Colliding with Bill Dudley at a Crossroads

New York Fed President Bill Dudley and I debated The Fed at a crossroads: Where to go next? at Brookings yesterday, moderated by David Wessel.  Bill argued against a more rules-based road ahead for the Fed. I disagreed, but this kind of discussion from the Fed is helpful given recent legislation requiring it to report its rule or strategy.

Surprisingly, most of Bill’s points were directed at the Taylor rule, and here we collided.

First, Bill says that the Taylor rule is not forward-looking because it includes current inflation and output rather than forecasts of those variables.  But the Taylor rule was designed to deal explicitly with forecasts, and it is in fact forward-looking in important ways. Note that when a central bank indicates that it will predictably follow a rule in which the interest rate reacts to the current inflation rate, it automatically says that next period’s interest rate will react to next period’s inflation rate. That’s forward-looking. Moreover, the current level of inflation and output are factors in the forecast of inflation, and the coefficients in the Taylor rule take that into account.

Now, one could replace current inflation with a forecast of inflation in the Taylor rule—as Bill seems to suggest, but the coefficients would most likely have to be different.  And that approach raises the question of whose forecast to use and how to evaluate the rule. Remember that forecasts—including the Fed’s forecasts—are not that good. Also rules with forecasts of inflation and output on the right hand side tend not to be robust.

Second, Bill argues that the equilibrium interest rate in the Taylor rule should not be a constant.  The original rule took the real equilibrium rate to be 2%, meaning that with the 2% target inflation rate in the rule, the equilibrium nominal rate would be 4%.  But there is no reason why a moving rate could not be incorporated into the rule, and many have suggested doing so. In my view debates about the implications of changes in the equilibrium interest rate are more productive if they are conducted within the framework of a policy rule rather than in the abstract. According to the Fed’s dots, the equilibrium rate is slightly lower than FOMC members earlier believed—3.5% rather than 4.0%. That’s no reason to steer away from rules-based policy.

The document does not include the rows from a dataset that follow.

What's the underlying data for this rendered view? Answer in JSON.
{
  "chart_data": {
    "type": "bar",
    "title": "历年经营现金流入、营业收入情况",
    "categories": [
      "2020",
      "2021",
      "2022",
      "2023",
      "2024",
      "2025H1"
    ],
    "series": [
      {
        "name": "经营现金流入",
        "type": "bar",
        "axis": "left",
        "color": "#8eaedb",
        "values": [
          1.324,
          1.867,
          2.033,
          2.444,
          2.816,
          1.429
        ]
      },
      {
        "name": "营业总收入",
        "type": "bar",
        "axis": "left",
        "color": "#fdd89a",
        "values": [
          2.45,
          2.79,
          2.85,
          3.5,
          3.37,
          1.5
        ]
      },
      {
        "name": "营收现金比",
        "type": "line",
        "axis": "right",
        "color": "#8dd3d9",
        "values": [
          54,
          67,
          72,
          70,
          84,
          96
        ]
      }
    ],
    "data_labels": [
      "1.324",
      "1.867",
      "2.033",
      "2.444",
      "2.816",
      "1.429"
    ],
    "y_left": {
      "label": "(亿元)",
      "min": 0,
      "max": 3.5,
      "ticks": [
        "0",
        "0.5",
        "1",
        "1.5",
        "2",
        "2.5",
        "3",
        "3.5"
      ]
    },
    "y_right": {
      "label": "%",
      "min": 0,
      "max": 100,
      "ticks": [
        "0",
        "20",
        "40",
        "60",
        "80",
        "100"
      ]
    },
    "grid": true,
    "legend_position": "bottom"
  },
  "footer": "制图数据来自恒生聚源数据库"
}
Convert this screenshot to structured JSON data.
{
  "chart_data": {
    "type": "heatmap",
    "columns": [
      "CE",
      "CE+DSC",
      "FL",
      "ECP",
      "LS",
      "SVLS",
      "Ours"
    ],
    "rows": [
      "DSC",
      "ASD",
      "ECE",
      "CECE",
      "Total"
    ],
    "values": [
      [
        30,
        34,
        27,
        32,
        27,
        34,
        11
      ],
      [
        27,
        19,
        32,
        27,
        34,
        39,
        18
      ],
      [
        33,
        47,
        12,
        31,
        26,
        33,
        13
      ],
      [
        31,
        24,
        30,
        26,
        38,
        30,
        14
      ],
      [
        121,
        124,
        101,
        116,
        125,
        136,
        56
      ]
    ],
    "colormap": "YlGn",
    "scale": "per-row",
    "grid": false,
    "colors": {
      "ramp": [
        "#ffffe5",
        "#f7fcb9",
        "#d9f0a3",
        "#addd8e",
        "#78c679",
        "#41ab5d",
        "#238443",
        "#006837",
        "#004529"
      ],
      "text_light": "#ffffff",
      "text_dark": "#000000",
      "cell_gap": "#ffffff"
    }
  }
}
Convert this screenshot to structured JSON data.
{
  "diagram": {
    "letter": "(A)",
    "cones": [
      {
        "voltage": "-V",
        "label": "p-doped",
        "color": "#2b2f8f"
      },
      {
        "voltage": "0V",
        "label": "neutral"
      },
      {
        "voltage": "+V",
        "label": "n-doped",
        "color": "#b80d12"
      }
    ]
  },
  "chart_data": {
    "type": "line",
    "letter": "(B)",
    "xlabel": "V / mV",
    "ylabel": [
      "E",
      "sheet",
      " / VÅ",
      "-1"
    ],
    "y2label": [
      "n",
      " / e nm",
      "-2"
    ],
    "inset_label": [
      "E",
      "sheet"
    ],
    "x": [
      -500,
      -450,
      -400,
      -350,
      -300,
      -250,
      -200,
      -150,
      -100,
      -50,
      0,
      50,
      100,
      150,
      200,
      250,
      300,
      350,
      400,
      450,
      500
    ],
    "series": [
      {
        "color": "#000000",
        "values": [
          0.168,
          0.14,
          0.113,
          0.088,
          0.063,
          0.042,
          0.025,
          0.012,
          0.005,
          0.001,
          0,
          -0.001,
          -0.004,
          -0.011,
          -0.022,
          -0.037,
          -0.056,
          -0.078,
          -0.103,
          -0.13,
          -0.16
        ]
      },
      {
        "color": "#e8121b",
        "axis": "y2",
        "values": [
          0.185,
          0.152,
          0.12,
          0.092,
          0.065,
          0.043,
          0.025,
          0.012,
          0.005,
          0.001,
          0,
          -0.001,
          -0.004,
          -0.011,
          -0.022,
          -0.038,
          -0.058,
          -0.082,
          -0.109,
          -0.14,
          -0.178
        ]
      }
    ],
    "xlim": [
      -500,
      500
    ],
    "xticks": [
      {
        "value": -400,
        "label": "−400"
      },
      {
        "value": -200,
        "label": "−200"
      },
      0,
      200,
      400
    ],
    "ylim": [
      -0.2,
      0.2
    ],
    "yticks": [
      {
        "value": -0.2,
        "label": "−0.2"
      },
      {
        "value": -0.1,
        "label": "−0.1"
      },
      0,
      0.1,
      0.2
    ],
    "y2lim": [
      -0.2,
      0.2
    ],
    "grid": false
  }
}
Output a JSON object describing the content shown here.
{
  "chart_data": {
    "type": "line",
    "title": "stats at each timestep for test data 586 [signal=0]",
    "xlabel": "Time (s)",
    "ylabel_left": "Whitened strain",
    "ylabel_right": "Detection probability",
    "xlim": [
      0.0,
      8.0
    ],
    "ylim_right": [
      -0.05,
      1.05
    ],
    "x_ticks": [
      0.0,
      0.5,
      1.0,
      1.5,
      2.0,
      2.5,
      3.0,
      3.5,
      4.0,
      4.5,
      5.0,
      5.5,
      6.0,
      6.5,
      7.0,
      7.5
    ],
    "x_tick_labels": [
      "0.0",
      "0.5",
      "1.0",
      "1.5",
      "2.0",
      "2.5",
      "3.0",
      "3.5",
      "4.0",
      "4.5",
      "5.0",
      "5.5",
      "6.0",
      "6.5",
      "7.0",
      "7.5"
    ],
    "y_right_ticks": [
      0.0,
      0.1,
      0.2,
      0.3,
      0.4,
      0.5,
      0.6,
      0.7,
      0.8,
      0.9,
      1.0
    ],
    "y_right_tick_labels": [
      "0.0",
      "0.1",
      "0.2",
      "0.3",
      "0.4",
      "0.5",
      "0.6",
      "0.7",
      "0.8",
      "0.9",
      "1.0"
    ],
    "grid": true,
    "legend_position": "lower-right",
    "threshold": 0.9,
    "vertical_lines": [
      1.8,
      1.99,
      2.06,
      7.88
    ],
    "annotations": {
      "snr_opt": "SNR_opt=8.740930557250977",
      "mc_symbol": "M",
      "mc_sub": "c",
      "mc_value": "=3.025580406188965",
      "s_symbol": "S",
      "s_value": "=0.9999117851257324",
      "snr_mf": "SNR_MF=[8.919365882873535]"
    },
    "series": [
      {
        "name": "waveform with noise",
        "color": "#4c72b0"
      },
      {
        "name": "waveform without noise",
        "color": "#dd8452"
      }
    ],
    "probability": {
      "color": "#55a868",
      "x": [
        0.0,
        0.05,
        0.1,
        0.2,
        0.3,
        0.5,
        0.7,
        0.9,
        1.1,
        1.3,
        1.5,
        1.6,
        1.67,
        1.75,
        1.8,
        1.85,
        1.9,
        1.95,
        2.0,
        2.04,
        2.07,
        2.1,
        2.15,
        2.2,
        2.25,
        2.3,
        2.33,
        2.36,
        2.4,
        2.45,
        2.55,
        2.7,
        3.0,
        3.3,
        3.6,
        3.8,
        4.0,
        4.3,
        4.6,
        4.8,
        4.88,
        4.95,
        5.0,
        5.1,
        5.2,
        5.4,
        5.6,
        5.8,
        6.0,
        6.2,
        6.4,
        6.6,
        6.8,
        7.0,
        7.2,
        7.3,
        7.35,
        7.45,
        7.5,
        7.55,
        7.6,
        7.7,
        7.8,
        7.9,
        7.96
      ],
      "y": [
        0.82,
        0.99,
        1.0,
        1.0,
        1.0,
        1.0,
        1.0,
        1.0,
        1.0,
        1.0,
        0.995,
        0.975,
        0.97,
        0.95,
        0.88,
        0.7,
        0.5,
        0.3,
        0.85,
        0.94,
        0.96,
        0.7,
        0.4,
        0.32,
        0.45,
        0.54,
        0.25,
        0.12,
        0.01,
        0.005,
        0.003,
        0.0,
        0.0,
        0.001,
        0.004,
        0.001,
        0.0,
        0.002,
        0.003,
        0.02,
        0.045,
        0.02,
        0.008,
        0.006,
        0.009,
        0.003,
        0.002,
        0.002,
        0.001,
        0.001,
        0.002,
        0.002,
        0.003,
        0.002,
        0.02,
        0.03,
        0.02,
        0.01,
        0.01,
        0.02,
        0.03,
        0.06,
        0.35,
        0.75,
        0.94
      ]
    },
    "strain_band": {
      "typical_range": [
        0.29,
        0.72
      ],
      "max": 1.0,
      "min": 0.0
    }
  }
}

The adjustment that I suggested in 2008 to add a smoothed spread between Libor and the overnight index swap to the rule is an example of how such developments can be incorporated. Bill mentions this adjustment as reason why the Taylor rule should not be used mechanically.  I agree that the Taylor rule should not be used mechanically, and I emphasized that in the original paper.  The adjustment I suggested in 2008 was meant to deal in a systematic way with a particular problem in the money market at that time. The models that were used to find the Taylor rule in the first place implied such an adjustment.

Bill also refers to the zero lower bound as a reason to deviate from the Taylor rule. Well, the zero bound was not a reason for the deviation in 2003-2005 and it is not a reason now, with the zero bound no longer binding. The zero-bound was taken into account in policy rule design research long ago.  My view has been that interest rate rules are best thought of as part of a more encompassing rule in which the instrument becomes money growth in deflationary or hyper inflationary situations.

Third, Bill says the Taylor rule is too simple because it omits certain variables. Well, the Taylor rule is simple, because we made it simple.  At the time people were coming up with all sorts of complex rules that included many of the types of variables that Bill thinks should be there, including asset prices. These rules were too complex to be workable in practice. So we boiled them down. It was amazing that we could. We found that removing certain variables gave just as good a performance in many models and was more robust over all. It certainly was something more practical for policy makers to work with.

In any case Bill seems to want to complicate things again by adding in many more variables.  But saying that you need to take account of everything under the sun is not a good way to make policy. A “careful elucidation,” as he describes it, of key factors sounds better, but not if you don’t have a strategy to react to those factors. That strategy is what is missing from Bill’s favored approach. That is why I disagree with it, and why I favor a rules-based policy for the Fed with the Fed choosing its strategy, which of course does not have to be the Taylor rule.